6. (a) average 40 - hist(iii)
       average 50 - hist(ii)
       average 60 - hist(i)

   (b) median less than average hist(iii)
       median about equal to average hist(ii)
       median greater than average hist(i)

   (c) SD is around 15.

   (d) False: the SDs for histograms (i) and (iii) are about equal.
They have similar spreads, they're just skewed to opposite sides (like
mirror images of each other).



Ch. 5: 

4.  (a) 20%      (b) 12%
 
7.  Scores on the Math SAT had an average of 500 and a SD of 100.

    (a) A student who scored 350 was at the 7th percentile of the
score distribution.  350 is (500-350)/100=1.5 SDs below the average of
500, and the area to the left of -1.5 under the normal curve is 7%.

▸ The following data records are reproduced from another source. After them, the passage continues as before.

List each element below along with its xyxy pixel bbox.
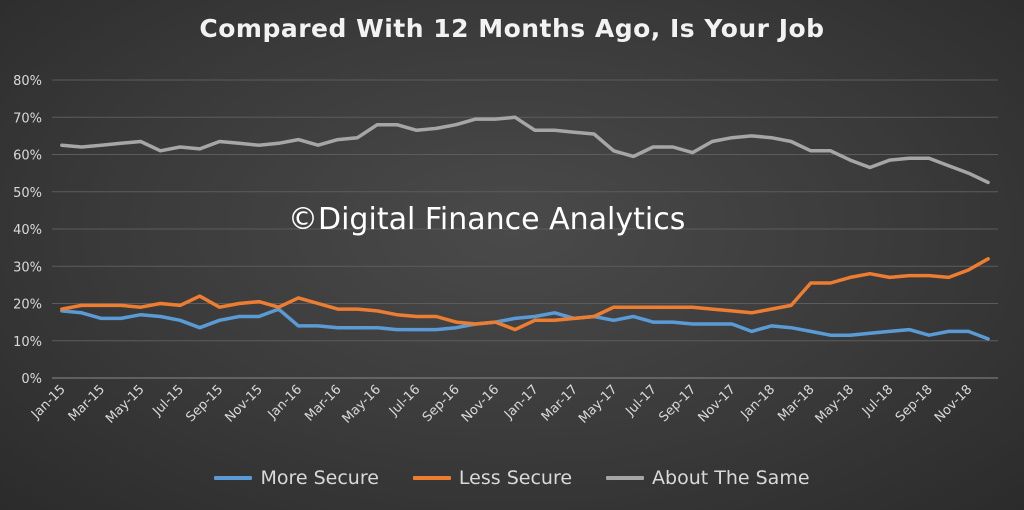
x-tick-label: Jul-17	[623, 382, 660, 419]
x-tick-label: Jul-15	[150, 382, 187, 419]
y-tick-label: 20%	[13, 298, 42, 313]
watermark: ©Digital Finance Analytics	[288, 202, 686, 237]
x-tick-label: May-15	[103, 382, 147, 426]
x-tick-label: Jan-15	[28, 382, 69, 423]
x-tick-label: Nov-17	[695, 382, 738, 425]
x-tick-label: Mar-16	[302, 382, 344, 424]
series-line-less-secure	[60, 257, 990, 332]
legend-item-more-secure: More Secure	[214, 467, 379, 489]
x-tick-label: May-17	[576, 382, 620, 426]
x-tick-label: Jan-18	[738, 382, 779, 423]
series-lines	[60, 115, 990, 341]
y-tick-label: 0%	[21, 372, 42, 387]
series-line-more-secure	[60, 307, 990, 341]
x-tick-label: Sep-16	[420, 382, 463, 425]
y-tick-label: 10%	[13, 335, 42, 350]
y-tick-label: 30%	[13, 260, 42, 275]
x-tick-label: May-16	[340, 382, 384, 426]
x-tick-label: Mar-17	[539, 382, 581, 424]
x-tick-label: Sep-17	[656, 382, 699, 425]
legend-swatch	[214, 476, 253, 480]
x-tick-label: Nov-16	[459, 382, 502, 425]
legend-swatch	[412, 476, 451, 480]
y-tick-label: 40%	[13, 223, 42, 238]
legend-item-about-the-same: About The Same	[606, 467, 810, 489]
legend-item-less-secure: Less Secure	[412, 467, 573, 489]
legend: More Secure Less Secure About The Same	[0, 467, 1024, 489]
legend-label: Less Secure	[458, 467, 573, 489]
y-tick-label: 70%	[13, 111, 42, 126]
x-tick-label: Mar-18	[775, 382, 817, 424]
legend-label: About The Same	[652, 467, 810, 489]
legend-label: More Secure	[260, 467, 379, 489]
y-tick-label: 60%	[13, 149, 42, 164]
x-tick-label: Mar-15	[66, 382, 108, 424]
x-tick-label: Jan-16	[265, 382, 306, 423]
x-tick-label: Sep-15	[183, 382, 226, 425]
x-tick-label: Jul-16	[386, 382, 423, 419]
series-line-about-the-same	[60, 115, 990, 185]
x-tick-label: Sep-18	[893, 382, 936, 425]
y-tick-label: 80%	[13, 74, 42, 89]
x-tick-label: Jan-17	[501, 382, 542, 423]
x-tick-label: Jul-18	[859, 382, 896, 419]
x-tick-label: Nov-18	[932, 382, 975, 425]
x-tick-label: May-18	[813, 382, 857, 426]
x-tick-label: Nov-15	[222, 382, 265, 425]
y-tick-label: 50%	[13, 186, 42, 201]
y-axis: 0% 10% 20% 30% 40% 50% 60% 70% 80%	[13, 74, 42, 387]
chart-title: Compared With 12 Months Ago, Is Your Job	[199, 14, 825, 43]
legend-swatch	[606, 476, 645, 480]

    (b) To be at the 75th percentile, a student would need to have
scored about 570 points.



Ch. 8: 

1.  Plot (d) represents this study best.  Plot (a) is not accurate
because it shows average IQs for both husbands and wives much lower
than 100 (maybe 50 or so).  Plot (b) shows IQs for both genders with
SDs less than 15.  Plot (c) shows a correlation coefficient higher
than r=0.6 (can see this by the tight clustering of points around the
line); also, the SDs are too big.  Plot (d) resembles reasonable-seeming
representations of averages, SDs, and correlation.

3.  The correlation would be 1, since y=0.92x (y=wife's height,
x=husband's height).  This means all the observations would fall on
this line, and if we knew the height of either member of the couple,
we could predict the height of the other exactly.